Let $\Omega\subset{\mathbb R}^2$ be the domain of $f$, and let $$K:=\bigl\{(x,y)\in\Omega\bigm| \nabla f(x,y)=(0,0)\bigr\}$$
be the set of critical points of $f$. In many cases the set $K$ is a finite set of isolated points in $\Omega$, see below. If $(x_0,y_0)\in\Omega\setminus K$ and $f(x_0,y_0)=C_0$ then $(x_0,y_0)$ lies on the level set $N_{C_0}$ of $f$. Furthermore the implicit function theorem guarantees that $N_{C_0}$ is a $C^1$-curve in the neighborhood of $(x_0,y_0)$. If you have control over $K$ and know that your level sets are bounded you can say that for $C\notin f(K)$ the level set $N_C$ is a closed curve.

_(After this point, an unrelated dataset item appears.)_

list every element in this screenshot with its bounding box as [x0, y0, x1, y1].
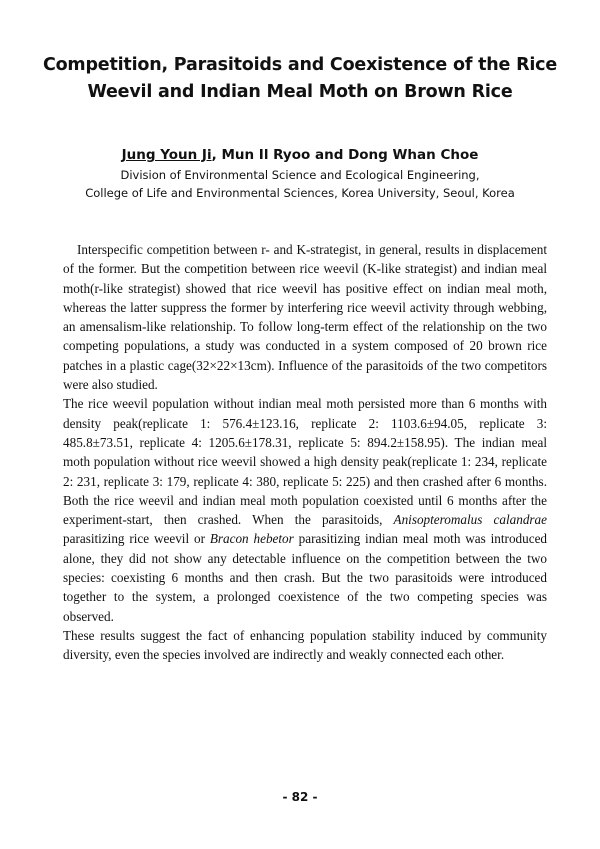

But there are other examples: The function $f$ could be $\equiv1$ in the unit disc, then smoothly decrease to $0$ when $r:=\sqrt{x^2+y^2}$ goes from $1$ to $2$, and finally be $\equiv0$ for $r\geq2$. In this case the level set $N_1$ is a full disc, and the level set $N_0$ consists of all points $(x,y)$ with $r\geq2$.
The decisive assumption on $f$ therefore is that all critical points of $f$ should be nondegenerate, i.e., that the Hessian of $f$ at these points has rank $2$. This makes sure that $K$ consists of isolated points.